Abstract:
The age-related expansion of hematopoietic stem cell clones carrying somatic mutations is known as clonal hematopoiesis and is linked to hematologic malignancies, cardiovascular diseases, and increased mortality. As the risk for adverse outcomes increases substantially with clone size, a precise understanding of the mechanisms that promote clonal expansion is crucial to identify potential therapeutic targets.
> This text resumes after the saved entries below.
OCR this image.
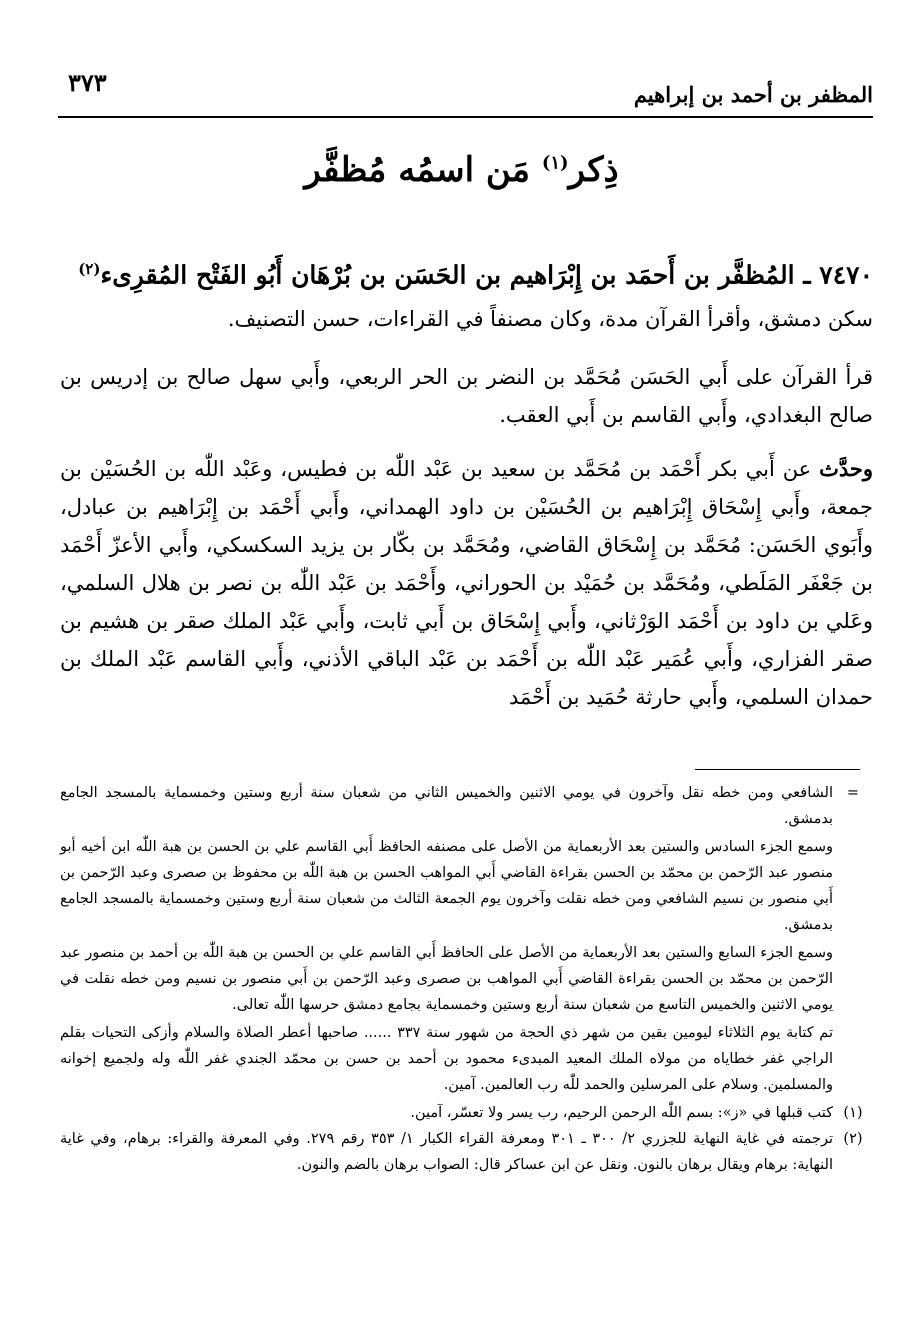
المظفر بن أحمد بن إبراهيم
٣٧٣
ذِكر$^{(١)}$ مَن اسمُه مُظفَّر
٧٤٧٠ ـ المُظفَّر بن أَحمَد بن إِبْرَاهيم بن الحَسَن بن بُرْهَان أَبُو الفَتْح المُقرِىء$^{(٢)}$
سكن دمشق، وأقرأ القرآن مدة، وكان مصنفاً في القراءات، حسن التصنيف.
قرأ القرآن على أَبي الحَسَن مُحَمَّد بن النضر بن الحر الربعي، وأَبي سهل صالح بن إدريس بن صالح البغدادي، وأَبي القاسم بن أَبي العقب.
وحدَّث عن أَبي بكر أَحْمَد بن مُحَمَّد بن سعيد بن عَبْد اللّٰه بن فطيس، وعَبْد اللّٰه بن الحُسَيْن بن جمعة، وأَبي إِسْحَاق إِبْرَاهيم بن الحُسَيْن بن داود الهمداني، وأَبي أَحْمَد بن إِبْرَاهيم بن عبادل، وأَبَوي الحَسَن: مُحَمَّد بن إِسْحَاق القاضي، ومُحَمَّد بن بكّار بن يزيد السكسكي، وأَبي الأعزّ أَحْمَد بن جَعْفَر المَلَطي، ومُحَمَّد بن حُمَيْد بن الحوراني، وأَحْمَد بن عَبْد اللّٰه بن نصر بن هلال السلمي، وعَلي بن داود بن أَحْمَد الوَرْثاني، وأَبي إِسْحَاق بن أَبي ثابت، وأَبي عَبْد الملك صقر بن هشيم بن صقر الفزاري، وأَبي عُمَير عَبْد اللّٰه بن أَحْمَد بن عَبْد الباقي الأذني، وأَبي القاسم عَبْد الملك بن حمدان السلمي، وأَبي حارثة حُمَيد بن أَحْمَد

=
الشافعي ومن خطه نقل وآخرون في يومي الاثنين والخميس الثاني من شعبان سنة أربع وستين وخمسماية بالمسجد الجامع بدمشق.

وسمع الجزء السادس والستين بعد الأربعماية من الأصل على مصنفه الحافظ أَبي القاسم علي بن الحسن بن هبة اللّٰه ابن أخيه أبو منصور عبد الرّحمن بن محمّد بن الحسن بقراءة القاضي أَبي المواهب الحسن بن هبة اللّٰه بن محفوظ بن صصرى وعبد الرّحمن بن أَبي منصور بن نسيم الشافعي ومن خطه نقلت وآخرون يوم الجمعة الثالث من شعبان سنة أربع وستين وخمسماية بالمسجد الجامع بدمشق.

وسمع الجزء السابع والستين بعد الأربعماية من الأصل على الحافظ أَبي القاسم علي بن الحسن بن هبة اللّٰه بن أحمد بن منصور عبد الرّحمن بن محمّد بن الحسن بقراءة القاضي أَبي المواهب بن صصرى وعبد الرّحمن بن أَبي منصور بن نسيم ومن خطه نقلت في يومي الاثنين والخميس التاسع من شعبان سنة أربع وستين وخمسماية بجامع دمشق حرسها اللّٰه تعالى.

تم كتابة يوم الثلاثاء ليومين بقين من شهر ذي الحجة من شهور سنة ٣٣٧ ...... صاحبها أعطر الصلاة والسلام وأزكى التحيات بقلم الراجي غفر خطاياه من مولاه الملك المعيد المبدىء محمود بن أحمد بن حسن بن محمّد الجندي غفر اللّٰه وله ولجميع إخوانه والمسلمين. وسلام على المرسلين والحمد للّٰه رب العالمين. آمين.

(١)
كتب قبلها في «ز»: بسم اللّٰه الرحمن الرحيم، رب يسر ولا تعسّر، آمين.

(٢)
ترجمته في غاية النهاية للجزري ٢/ ٣٠٠ ـ ٣٠١ ومعرفة القراء الكبار ١/ ٣٥٣ رقم ٢٧٩. وفي المعرفة والقراء: برهام، وفي غاية النهاية: برهام ويقال برهان بالنون. ونقل عن ابن عساكر قال: الصواب برهان بالضم والنون.
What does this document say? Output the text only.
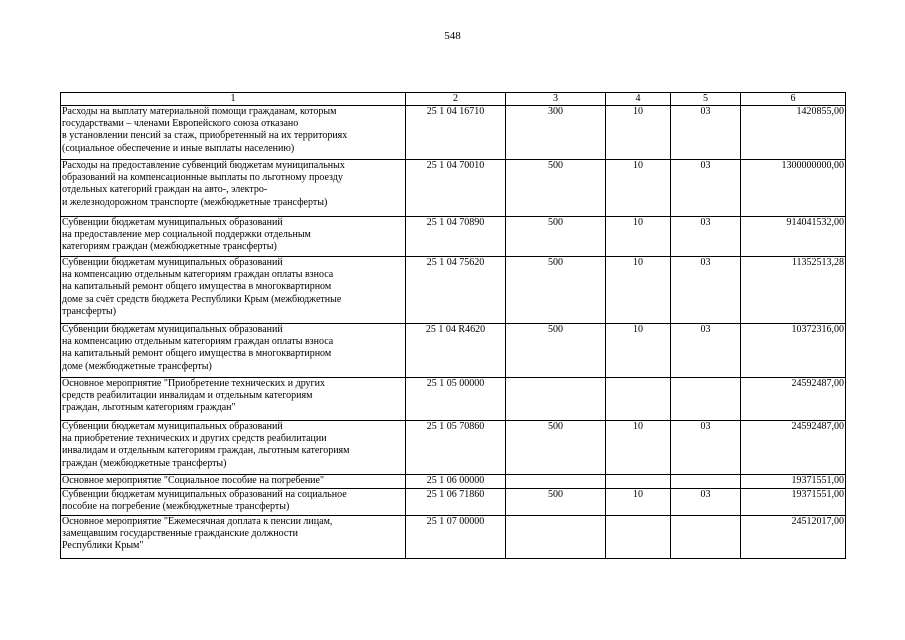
548
1	2	3	4	5	6
Расходы на выплату материальной помощи гражданам, которым
государствами – членами Европейского союза отказано
в установлении пенсий за стаж, приобретенный на их территориях
(социальное обеспечение и иные выплаты населению)	25 1 04 16710	300	10	03	1420855,00
Расходы на предоставление субвенций бюджетам муниципальных
образований на компенсационные выплаты по льготному проезду
отдельных категорий граждан на авто-, электро-
и железнодорожном транспорте (межбюджетные трансферты)	25 1 04 70010	500	10	03	1300000000,00
Субвенции бюджетам муниципальных образований
на предоставление мер социальной поддержки отдельным
категориям граждан (межбюджетные трансферты)	25 1 04 70890	500	10	03	914041532,00
Субвенции бюджетам муниципальных образований
на компенсацию отдельным категориям граждан оплаты взноса
на капитальный ремонт общего имущества в многоквартирном
доме за счёт средств бюджета Республики Крым (межбюджетные
трансферты)	25 1 04 75620	500	10	03	11352513,28
Субвенции бюджетам муниципальных образований
на компенсацию отдельным категориям граждан оплаты взноса
на капитальный ремонт общего имущества в многоквартирном
доме (межбюджетные трансферты)	25 1 04 R4620	500	10	03	10372316,00
Основное мероприятие "Приобретение технических и других
средств реабилитации инвалидам и отдельным категориям
граждан, льготным категориям граждан"	25 1 05 00000				24592487,00
Субвенции бюджетам муниципальных образований
на приобретение технических и других средств реабилитации
инвалидам и отдельным категориям граждан, льготным категориям
граждан (межбюджетные трансферты)	25 1 05 70860	500	10	03	24592487,00
Основное мероприятие "Социальное пособие на погребение"	25 1 06 00000				19371551,00
Субвенции бюджетам муниципальных образований на социальное
пособие на погребение (межбюджетные трансферты)	25 1 06 71860	500	10	03	19371551,00
Основное мероприятие "Ежемесячная доплата к пенсии лицам,
замещавшим государственные гражданские должности
Республики Крым"	25 1 07 00000				24512017,00
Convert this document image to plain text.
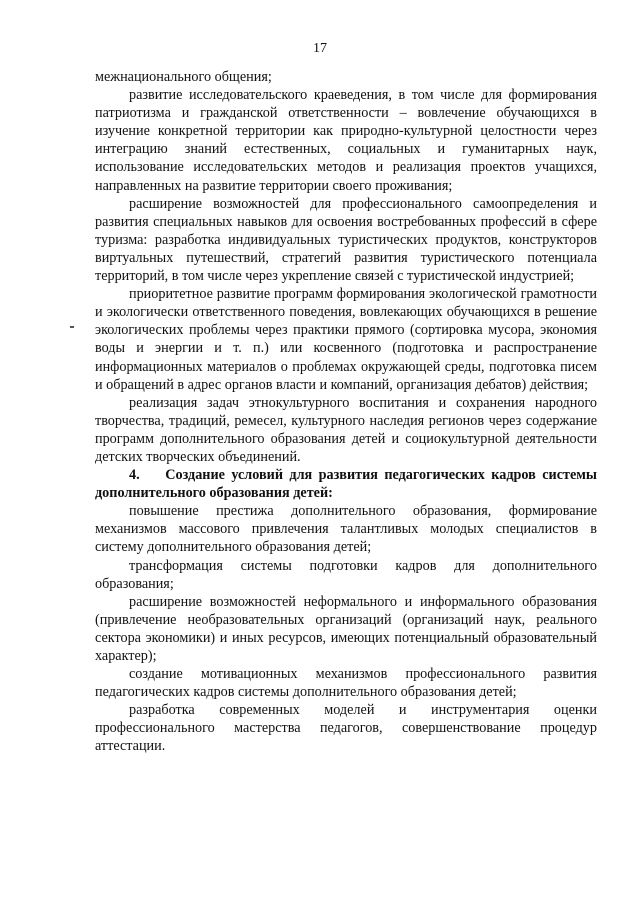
17

межнационального общения;

развитие исследовательского краеведения, в том числе для формирования патриотизма и гражданской ответственности – вовлечение обучающихся в изучение конкретной территории как природно-культурной целостности через интеграцию знаний естественных, социальных и гуманитарных наук, использование исследовательских методов и реализация проектов учащихся, направленных на развитие территории своего проживания;

расширение возможностей для профессионального самоопределения и развития специальных навыков для освоения востребованных профессий в сфере туризма: разработка индивидуальных туристических продуктов, конструкторов виртуальных путешествий, стратегий развития туристического потенциала территорий, в том числе через укрепление связей с туристической индустрией;

приоритетное развитие программ формирования экологической грамотности и экологически ответственного поведения, вовлекающих обучающихся в решение экологических проблемы через практики прямого (сортировка мусора, экономия воды и энергии и т. п.) или косвенного (подготовка и распространение информационных материалов о проблемах окружающей среды, подготовка писем и обращений в адрес органов власти и компаний, организация дебатов) действия;

реализация задач этнокультурного воспитания и сохранения народного творчества, традиций, ремесел, культурного наследия регионов через содержание программ дополнительного образования детей и социокультурной деятельности детских творческих объединений.

4.    Создание условий для развития педагогических кадров системы дополнительного образования детей:

повышение престижа дополнительного образования, формирование механизмов массового привлечения талантливых молодых специалистов в систему дополнительного образования детей;

трансформация системы подготовки кадров для дополнительного образования;

расширение возможностей неформального и информального образования (привлечение необразовательных организаций (организаций наук, реального сектора экономики) и иных ресурсов, имеющих потенциальный образовательный характер);

создание мотивационных механизмов профессионального развития педагогических кадров системы дополнительного образования детей;

разработка современных моделей и инструментария оценки профессионального мастерства педагогов, совершенствование процедур аттестации.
Clonal expansion and progression to myeloid malignancies are driven by a complex interplay of cell-intrinsic and extrinsic factors that remain incompletely understood. Here, we review how recently proposed methods to estimate clonal expansion rates have been implemented to study the natural history of clonal hematopoiesis and identify factors that promote clonal expansion. We discuss how these factors relate to progression to myeloid malignancies and recapitulate recent risk prediction models. While we are still in the early stages of understanding clonal expansion, analysis of large-scale biobank data in combination with experimental models will help to discover causal factors promoting or suppressing clone growth, define mechanisms, and identify potential targets for clinical intervention in the future.
摘要:
携带体细胞突变的造血干细胞克隆的与年龄相关的扩增被称为克隆造血,并与血液恶性肿瘤有关,心血管疾病,和死亡率增加。随着克隆大小的增加,不良后果的风险大大增加,准确了解促进克隆扩增的机制对于确定潜在的治疗靶点至关重要.克隆扩增和进展为髓样恶性肿瘤是由细胞内在和外在因素的复杂相互作用驱动的,这些因素仍未完全理解。这里,我们回顾了最近提出的估计克隆扩增率的方法是如何实施的,以研究克隆造血的自然史并确定促进克隆扩增的因素。我们讨论了这些因素如何与骨髓性恶性肿瘤的进展有关,并概述了最近的风险预测模型。虽然我们仍处于了解克隆扩张的早期阶段,结合实验模型分析大规模生物库数据将有助于发现促进或抑制克隆生长的因果因素,定义机制,并确定未来临床干预的潜在目标。